The AI Race Is Shifting From Models to Compute Lock-In

FEATUREDCOMPANIES

Saad Amjad

4/7/20264 min read

Everyone loves talking about the latest AI model drop. But the real power moves in AI right now? They're happening in chips, data centers, and long-term compute deals.

And the one that just landed is a big one.

What Happened

Broadcom announced it signed a long-term deal with Google to develop and supply future generations of custom AI chips and networking components for Google's next-generation AI racks.

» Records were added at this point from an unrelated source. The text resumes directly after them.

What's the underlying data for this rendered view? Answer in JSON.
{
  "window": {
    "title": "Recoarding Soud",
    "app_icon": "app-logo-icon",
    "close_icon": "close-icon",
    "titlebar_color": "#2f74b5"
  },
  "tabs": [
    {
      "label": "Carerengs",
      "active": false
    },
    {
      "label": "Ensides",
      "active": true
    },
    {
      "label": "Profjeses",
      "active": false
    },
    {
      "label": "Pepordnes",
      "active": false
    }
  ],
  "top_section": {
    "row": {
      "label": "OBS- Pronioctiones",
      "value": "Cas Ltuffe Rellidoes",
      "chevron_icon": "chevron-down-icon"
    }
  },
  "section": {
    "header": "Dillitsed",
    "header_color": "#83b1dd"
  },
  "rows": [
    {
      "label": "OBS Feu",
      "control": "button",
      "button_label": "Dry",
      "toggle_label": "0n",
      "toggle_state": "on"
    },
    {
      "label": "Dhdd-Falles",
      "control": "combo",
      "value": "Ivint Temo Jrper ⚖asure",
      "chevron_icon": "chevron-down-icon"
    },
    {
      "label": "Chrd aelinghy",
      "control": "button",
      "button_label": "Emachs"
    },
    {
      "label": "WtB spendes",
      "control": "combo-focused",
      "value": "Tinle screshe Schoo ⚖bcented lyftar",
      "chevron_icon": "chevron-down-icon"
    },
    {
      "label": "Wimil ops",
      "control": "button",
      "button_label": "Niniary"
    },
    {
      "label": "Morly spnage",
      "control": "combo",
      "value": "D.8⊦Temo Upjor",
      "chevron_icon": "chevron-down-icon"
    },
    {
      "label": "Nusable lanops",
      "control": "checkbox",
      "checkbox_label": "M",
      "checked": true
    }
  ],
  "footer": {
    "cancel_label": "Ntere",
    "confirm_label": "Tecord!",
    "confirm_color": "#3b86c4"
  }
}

The agreement runs through 2031. That's not a short experiment. That's a multi-year infrastructure commitment.

On top of that, Broadcom, Google, and Anthropic expanded their partnership to give Anthropic access to about 3.5 gigawatts of TPU-based compute capacity starting in 2027. To put that in perspective, Broadcom was already supplying Anthropic with 1 gigawatt of Google TPU compute in 2026. This deal more than triples that.

And Anthropic shared some numbers that really stand out. Its run-rate revenue has now passed $30 billion, up from roughly $9 billion at the end of 2025. The number of business customers spending over $1 million annually has doubled to more than 1,000 in less than two months.

That's not slow growth. That's a company sprinting.

Why This Actually Matters

This story is easy to glance at and file under "another big tech deal." But the real story here is about what's changing underneath the AI industry.

For the past couple of years, the AI conversation has mostly been about models. Who has the best one. Who released the newest one. Which benchmark got beaten this week.

But what we're seeing now is a clear shift. The competition is moving deeper into infrastructure. Custom chips. Long-term capacity deals. Supply assurance agreements. Networking hardware for AI racks.

The companies that lock in the best compute capacity now will have a real advantage later. Not because they have the smartest model on launch day, but because they'll have the resources to train and run the next five generations of models without worrying about supply.

That's the bigger picture with this Broadcom-Google-Anthropic deal.

The Custom Chip Play

One of the most interesting parts of this story is what it says about the chip market.

Nvidia has dominated AI compute for years. Its GPUs are still the default for most AI training and inference workloads. But demand for alternatives is growing fast. Google's TPUs are custom-designed AI accelerators built specifically for training and running large language models, and companies are paying attention.

Reuters noted that demand for Google's TPUs has surged as businesses look for cost-efficient alternatives to Nvidia's expensive GPUs. And Google has been pushing hard to position its TPUs as a real competitor, not just an internal tool.

Broadcom plays a key role here. It's the silicon partner that takes Google's TPU architecture and turns it into actual chips that can be manufactured at scale. This deal locks Broadcom into that role for years, covering everything from chip design to networking gear for AI racks.

And it's worth noting that Broadcom isn't just doing this with Google. It also has a separate custom silicon deal with OpenAI, reportedly a 10-gigawatt co-development effort. So Broadcom is quietly becoming the infrastructure backbone for two of the three biggest frontier AI companies.

Anthropic's Position

Anthropic's side of this deal is just as telling.

The company runs Claude on a mix of hardware: AWS Trainium, Google TPUs, and Nvidia GPUs. That multi-platform approach is strategic. It means Anthropic isn't locked into one chip vendor, which gives it flexibility and pricing leverage.

Amazon remains Anthropic's primary cloud provider and training partner through Project Rainier, and Claude is the only frontier AI model available on all three major cloud platforms: AWS Bedrock, Google Cloud Vertex AI, and Microsoft Azure Foundry.

But the real signal here is the scale of the compute commitment. Anthropic's CFO Krishna Rao called this their most significant compute investment to date. When a company that's growing revenue at 3x year-over-year says it needs to make its biggest infrastructure bet ever, that tells you something about the demand curve they're seeing.

And recent data from Silicon Republic adds another layer. Anthropic is now capturing more than 73% of all spending among companies buying AI tools for the first time, while OpenAI's share of new buyers has dropped to around 27%. That kind of market momentum explains why Anthropic is willing to commit to multi-gigawatt compute deals years in advance.

What to Watch Next

This deal tells us where the AI race is going. It's not just about who builds the best chatbot or drops the most impressive benchmark score anymore.

The questions that matter now are: Who controls the compute? Who has long-term chip supply locked in? Who can scale without hitting bottlenecks?

Google is betting on custom silicon as both a product and a competitive weapon. Broadcom is positioning itself as the company that actually builds the chips for multiple AI leaders. And Anthropic is spending aggressively on infrastructure to match the enterprise demand it's seeing.

If you're watching the AI industry, keep your eyes on the infrastructure layer. That's where the next chapter of this race is being decided. Not in model announcements, but in chip deals, supply agreements, and data center buildouts that stretch out to the end of the decade.

The companies that win the compute race will be the ones that win the AI race. And right now, the deals being signed suggest that race is getting very serious, very fast.